3. A Systematic Review and Meta-analysis of Depression, Anxiety, and Sleep Disorders in US Adults with Food Insecurity, Journal of General Internal Medicine, December 2019.

These large standardized meta-analyses show that [food insecurity (FIS)] is associated with an increased risk of depression, anxiety, and sleep disorders. For physicians caring for diverse or marginalized populations of patients, individuals screening positive for FIS may warrant follow-up screening for depression, anxiety, and sleep disorders. Similarly, for patients manifesting evidence of depression, anxiety, and sleep disorders, it may be appropriate to assess for the presence of FIS, especially given the link between nutrition and emotional well-being.


The evidence for the FIS–depression association is perhaps the most significant, with 57 studies and 169,433 participants. The studies spanned several populations such as college freshmen, seniors, veterans, HIV+ individuals, low-income caretakers, and the general population. This is among the largest pool of participants for a meta-analysis of mental health outcomes.

4. Genetic variation in health insurance coverage, International Journal of Health Economics and Management, December 2019.

Our work indicates that genes were an important contributor to explaining the variation in private health coverage status in the US population prior to the ACA. The genetic effects appear to be partly expressed through economic traits, especially employment and income. To the extent that individuals have a choice in having health coverage or differences in access to insurance depending on their employment and income—in contrast to a scenario of automatic universal coverage (such as in Canada or the United Kingdom)—genetic factors operating through such channels may continue to result in a proportion of the population being without health coverage. The reduced genetic variation when adding public coverage into our analysis and the evidence that employment and income explain nearly one third of the genetic variation supports this conclusion.

5. Prenatal and Infancy Nurse Home Visiting Effects on Mothers: 18-Year Follow-up of a Randomized Trial, Pediatrics, December 2019.

The [Prenatal and Infancy Nurse Home Visiting] program had no effect on reports of maternal substance abuse, depression, substance use, months worked since birth of their first child, or anxiety but produced long-term effects on public benefit costs for [Supplemental Nutrition Assistance Program, Aid to Families with Dependent Children, and Temporary Assistance for Needy Families]. Program effects on public benefit costs were most pronounced for mothers with [high psychological resources], an effect explained by the reduction in subsequent-child years.

6. The effect of college education on health and mortality: Evidence from Canada, Health Economics, November 24, 2019.

Determining whether education has a causal impact on health is important from a policy perspective. In this paper, we investigate the link between the two using both a dynamic microsimulation model and a major policy intervention that was implemented in Canada to foster college education among returning WW‐II veterans. COMPAS, the microsimulation model, shares many features with a similar model developed for the United States but focuses on the health trajectories of a representative cohort of Canadian men aged 30 and 31 in 2016.

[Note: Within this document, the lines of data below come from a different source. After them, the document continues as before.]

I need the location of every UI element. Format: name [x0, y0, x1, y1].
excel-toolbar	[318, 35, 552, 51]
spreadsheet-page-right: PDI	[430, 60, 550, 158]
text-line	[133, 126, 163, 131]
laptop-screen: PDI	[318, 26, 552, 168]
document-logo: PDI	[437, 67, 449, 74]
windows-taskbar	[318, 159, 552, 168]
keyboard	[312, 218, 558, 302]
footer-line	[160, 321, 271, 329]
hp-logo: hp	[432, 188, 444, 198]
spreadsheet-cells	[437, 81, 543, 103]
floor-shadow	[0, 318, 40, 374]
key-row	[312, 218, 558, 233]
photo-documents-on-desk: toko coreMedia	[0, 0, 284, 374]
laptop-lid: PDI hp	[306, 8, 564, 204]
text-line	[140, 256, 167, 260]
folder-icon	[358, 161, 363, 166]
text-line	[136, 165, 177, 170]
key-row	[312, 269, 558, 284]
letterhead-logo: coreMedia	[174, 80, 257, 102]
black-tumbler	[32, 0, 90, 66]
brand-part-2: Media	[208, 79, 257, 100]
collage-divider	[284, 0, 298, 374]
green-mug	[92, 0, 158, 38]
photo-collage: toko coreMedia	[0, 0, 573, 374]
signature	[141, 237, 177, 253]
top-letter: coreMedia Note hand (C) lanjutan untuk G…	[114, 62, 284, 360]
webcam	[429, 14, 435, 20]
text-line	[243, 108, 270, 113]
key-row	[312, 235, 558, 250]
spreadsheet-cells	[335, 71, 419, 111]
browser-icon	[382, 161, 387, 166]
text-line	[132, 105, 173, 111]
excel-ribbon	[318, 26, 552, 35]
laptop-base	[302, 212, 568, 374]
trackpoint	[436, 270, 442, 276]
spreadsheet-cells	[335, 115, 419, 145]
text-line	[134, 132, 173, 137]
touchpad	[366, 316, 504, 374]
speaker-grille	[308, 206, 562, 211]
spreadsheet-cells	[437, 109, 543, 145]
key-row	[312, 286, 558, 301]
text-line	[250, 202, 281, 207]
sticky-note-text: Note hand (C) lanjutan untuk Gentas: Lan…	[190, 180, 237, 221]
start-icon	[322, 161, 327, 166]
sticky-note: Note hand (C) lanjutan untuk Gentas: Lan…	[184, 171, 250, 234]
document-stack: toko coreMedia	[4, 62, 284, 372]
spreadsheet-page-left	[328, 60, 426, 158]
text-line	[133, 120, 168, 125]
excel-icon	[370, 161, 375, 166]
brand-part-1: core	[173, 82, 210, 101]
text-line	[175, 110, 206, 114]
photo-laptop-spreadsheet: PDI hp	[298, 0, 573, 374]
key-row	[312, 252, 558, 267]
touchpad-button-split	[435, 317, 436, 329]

Interestingly, both approaches find that the better educated benefit from greater health and longer life expectancy. According to COMPAS, the latter will require fewer hospital stays and fewer visits to specialists. Their additional years of life are expected to be free of limitations in activities of daily living. This is consistent with the quasi‐experimental approach according to which the college educated are less likely to suffer from heart diseases, cancer, and other major causes of death.